Transgênero, transexual e travesti: saiba o significado dos termos

Terminologias guardam sentidos múltiplos e representam uma luta antiga, de mais de quatro décadas

Gabriela Almeida
12:22 | 27/06/2021
Brasil teve 175 assassinatos de pesoas trans em 2020, segundo levantamento feito pela Antra; conhecimento é ferramenta contra a transfobia (Foto: Reprodução/Escritório de Assuntos Estrangeiros do Reino Unido)
Brasil teve 175 assassinatos de pesoas trans em 2020, segundo levantamento feito pela Antra; conhecimento é ferramenta contra a transfobia (Foto: Reprodução/Escritório de Assuntos Estrangeiros do Reino Unido)

Atualizada e corrigida em 28/06/2021 às 21 horas

Para entender o significado desses termos é preciso compreender a diferença entre identidade de gênero e orientação sexual. Durante muitas décadas, o movimento que hoje é reconhecido pela sigla LGBTQIA+ foi ligado apenas a questões de sexualidade, que se trata da atração que o individuo sente por outro.

É importante pontuar, no entanto, que as pessoas trans estiveram presentes, construindo o movimento LGBTQIA+, desde sua concepção no rescaldo da revolta de Stonewall.

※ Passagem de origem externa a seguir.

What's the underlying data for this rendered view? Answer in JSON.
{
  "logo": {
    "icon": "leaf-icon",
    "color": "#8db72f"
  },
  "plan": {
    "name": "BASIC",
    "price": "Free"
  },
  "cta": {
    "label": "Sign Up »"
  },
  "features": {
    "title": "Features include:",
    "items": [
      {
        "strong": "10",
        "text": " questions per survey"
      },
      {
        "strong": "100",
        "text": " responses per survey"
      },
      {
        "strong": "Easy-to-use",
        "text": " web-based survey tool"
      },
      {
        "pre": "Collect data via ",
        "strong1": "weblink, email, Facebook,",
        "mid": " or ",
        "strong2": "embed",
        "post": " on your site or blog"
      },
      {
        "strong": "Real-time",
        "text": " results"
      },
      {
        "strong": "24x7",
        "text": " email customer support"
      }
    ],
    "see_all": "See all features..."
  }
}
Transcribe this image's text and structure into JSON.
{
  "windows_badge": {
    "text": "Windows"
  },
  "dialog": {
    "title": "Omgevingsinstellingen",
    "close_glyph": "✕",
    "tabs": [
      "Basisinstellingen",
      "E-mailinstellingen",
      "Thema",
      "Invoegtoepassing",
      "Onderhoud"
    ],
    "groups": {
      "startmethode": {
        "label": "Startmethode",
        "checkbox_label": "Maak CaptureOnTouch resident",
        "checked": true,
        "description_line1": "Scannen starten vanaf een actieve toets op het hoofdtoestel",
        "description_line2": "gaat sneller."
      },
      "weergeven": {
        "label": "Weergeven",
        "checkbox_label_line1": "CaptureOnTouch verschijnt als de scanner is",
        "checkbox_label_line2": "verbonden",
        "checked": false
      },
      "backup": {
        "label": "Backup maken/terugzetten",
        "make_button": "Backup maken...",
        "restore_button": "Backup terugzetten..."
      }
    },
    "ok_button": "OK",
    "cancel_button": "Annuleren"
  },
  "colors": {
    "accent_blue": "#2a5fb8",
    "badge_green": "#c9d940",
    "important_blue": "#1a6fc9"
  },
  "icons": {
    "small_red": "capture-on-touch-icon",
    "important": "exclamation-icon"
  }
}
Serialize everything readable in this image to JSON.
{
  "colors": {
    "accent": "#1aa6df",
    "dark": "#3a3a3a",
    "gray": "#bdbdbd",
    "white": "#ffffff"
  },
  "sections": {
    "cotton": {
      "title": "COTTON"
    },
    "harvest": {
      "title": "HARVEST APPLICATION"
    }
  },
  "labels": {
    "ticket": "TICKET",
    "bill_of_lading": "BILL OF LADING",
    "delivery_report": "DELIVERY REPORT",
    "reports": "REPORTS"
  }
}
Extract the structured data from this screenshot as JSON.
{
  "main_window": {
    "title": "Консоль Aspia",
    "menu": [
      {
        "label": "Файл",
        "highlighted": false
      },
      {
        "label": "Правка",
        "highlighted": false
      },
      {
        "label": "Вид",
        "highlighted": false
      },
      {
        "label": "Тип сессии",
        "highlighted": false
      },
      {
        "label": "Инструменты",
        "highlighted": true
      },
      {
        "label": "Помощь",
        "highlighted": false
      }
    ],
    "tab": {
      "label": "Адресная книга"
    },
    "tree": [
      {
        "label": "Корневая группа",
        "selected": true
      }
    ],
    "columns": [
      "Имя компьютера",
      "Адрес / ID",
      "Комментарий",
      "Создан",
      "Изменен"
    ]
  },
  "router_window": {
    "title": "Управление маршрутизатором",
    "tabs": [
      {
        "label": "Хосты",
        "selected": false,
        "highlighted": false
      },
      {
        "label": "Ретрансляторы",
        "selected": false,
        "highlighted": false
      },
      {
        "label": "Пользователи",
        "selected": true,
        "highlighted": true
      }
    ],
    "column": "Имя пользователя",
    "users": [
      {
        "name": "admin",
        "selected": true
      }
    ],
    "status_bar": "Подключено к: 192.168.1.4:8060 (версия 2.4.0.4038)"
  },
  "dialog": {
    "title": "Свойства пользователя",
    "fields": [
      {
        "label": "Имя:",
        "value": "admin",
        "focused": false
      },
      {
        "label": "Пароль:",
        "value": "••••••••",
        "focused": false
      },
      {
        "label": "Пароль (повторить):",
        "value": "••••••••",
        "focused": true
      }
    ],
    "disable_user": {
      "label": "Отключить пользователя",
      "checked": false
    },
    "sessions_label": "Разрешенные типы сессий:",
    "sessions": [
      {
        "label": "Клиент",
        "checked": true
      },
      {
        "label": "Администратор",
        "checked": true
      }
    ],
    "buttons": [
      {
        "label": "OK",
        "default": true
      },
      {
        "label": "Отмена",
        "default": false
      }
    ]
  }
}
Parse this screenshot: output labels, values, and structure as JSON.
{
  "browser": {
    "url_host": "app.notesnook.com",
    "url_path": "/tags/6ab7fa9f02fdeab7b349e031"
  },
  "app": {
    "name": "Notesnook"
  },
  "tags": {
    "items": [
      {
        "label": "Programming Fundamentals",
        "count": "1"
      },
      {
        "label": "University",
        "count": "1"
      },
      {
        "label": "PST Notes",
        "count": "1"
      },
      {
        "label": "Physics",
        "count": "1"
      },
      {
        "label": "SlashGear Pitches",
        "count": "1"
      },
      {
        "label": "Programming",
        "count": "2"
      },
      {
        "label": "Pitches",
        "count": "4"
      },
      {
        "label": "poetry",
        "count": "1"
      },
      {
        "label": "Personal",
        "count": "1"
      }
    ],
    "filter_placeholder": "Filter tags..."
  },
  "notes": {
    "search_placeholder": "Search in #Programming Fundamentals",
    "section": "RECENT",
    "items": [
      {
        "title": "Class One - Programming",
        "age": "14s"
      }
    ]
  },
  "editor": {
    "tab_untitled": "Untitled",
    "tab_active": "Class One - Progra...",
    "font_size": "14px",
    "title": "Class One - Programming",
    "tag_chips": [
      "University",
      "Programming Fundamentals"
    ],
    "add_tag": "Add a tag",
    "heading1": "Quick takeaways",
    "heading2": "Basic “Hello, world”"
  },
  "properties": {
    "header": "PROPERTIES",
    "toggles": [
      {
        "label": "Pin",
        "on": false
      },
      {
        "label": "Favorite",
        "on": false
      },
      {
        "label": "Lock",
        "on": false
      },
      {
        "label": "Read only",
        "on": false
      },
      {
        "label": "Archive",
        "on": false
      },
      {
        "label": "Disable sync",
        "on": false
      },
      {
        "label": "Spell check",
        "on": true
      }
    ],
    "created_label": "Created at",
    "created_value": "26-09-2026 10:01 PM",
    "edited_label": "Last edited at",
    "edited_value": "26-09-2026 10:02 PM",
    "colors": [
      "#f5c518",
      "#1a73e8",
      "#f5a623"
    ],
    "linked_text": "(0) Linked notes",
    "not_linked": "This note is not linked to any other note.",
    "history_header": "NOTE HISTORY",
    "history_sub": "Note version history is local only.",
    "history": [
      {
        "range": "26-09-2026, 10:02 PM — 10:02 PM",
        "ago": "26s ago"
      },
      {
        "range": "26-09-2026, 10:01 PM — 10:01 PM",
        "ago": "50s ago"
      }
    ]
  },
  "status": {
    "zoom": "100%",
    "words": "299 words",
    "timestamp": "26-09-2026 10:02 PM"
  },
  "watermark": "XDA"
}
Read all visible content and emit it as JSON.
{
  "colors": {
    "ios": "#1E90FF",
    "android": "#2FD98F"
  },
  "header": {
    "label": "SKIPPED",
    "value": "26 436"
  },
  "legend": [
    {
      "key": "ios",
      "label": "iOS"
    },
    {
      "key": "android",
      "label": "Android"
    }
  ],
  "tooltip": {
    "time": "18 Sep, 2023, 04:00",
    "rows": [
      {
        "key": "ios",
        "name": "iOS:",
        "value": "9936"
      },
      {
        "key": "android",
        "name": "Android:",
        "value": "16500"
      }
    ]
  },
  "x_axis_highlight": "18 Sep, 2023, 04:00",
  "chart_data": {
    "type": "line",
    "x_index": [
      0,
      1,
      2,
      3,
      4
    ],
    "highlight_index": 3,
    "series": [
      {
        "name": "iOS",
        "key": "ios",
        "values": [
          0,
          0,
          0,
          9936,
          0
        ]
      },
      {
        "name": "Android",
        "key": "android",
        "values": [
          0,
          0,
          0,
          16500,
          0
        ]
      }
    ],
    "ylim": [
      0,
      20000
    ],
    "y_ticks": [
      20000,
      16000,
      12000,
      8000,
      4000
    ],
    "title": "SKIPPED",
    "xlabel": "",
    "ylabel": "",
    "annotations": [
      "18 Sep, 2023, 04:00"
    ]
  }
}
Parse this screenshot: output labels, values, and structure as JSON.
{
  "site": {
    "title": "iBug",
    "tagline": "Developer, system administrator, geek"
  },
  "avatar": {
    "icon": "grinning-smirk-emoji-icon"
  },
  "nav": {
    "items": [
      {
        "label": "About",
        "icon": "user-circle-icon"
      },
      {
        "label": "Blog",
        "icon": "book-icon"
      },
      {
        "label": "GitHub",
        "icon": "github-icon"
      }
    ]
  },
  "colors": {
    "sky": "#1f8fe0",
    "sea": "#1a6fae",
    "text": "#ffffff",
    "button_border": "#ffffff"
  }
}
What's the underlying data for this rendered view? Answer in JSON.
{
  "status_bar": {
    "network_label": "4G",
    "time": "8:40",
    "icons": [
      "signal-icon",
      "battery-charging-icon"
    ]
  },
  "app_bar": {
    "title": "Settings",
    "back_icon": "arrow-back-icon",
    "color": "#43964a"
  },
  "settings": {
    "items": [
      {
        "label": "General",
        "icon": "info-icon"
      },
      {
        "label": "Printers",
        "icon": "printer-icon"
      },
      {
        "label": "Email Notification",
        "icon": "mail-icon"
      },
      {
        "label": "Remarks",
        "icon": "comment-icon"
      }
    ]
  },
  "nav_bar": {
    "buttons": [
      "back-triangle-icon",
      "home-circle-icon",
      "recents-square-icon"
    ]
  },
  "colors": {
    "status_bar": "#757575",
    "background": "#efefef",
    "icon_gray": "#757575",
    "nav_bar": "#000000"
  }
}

As lutas contra a discriminação sofrida pelo local e seus frequentadores começaram com Marsha P. Johnson, uma mulher trans, reagindo à violência policial.

Mas apenas nos anos 90 o debate sobre identidade de gênero ganhou força e levou tanto entidades internacionais como comunidades do movimento a discutirem o assunto. Foi nesse período que o "T" foi incluído na sigla da entidade que, naquele momento, era apenas LGB (lésbicas, gays e bissexuais).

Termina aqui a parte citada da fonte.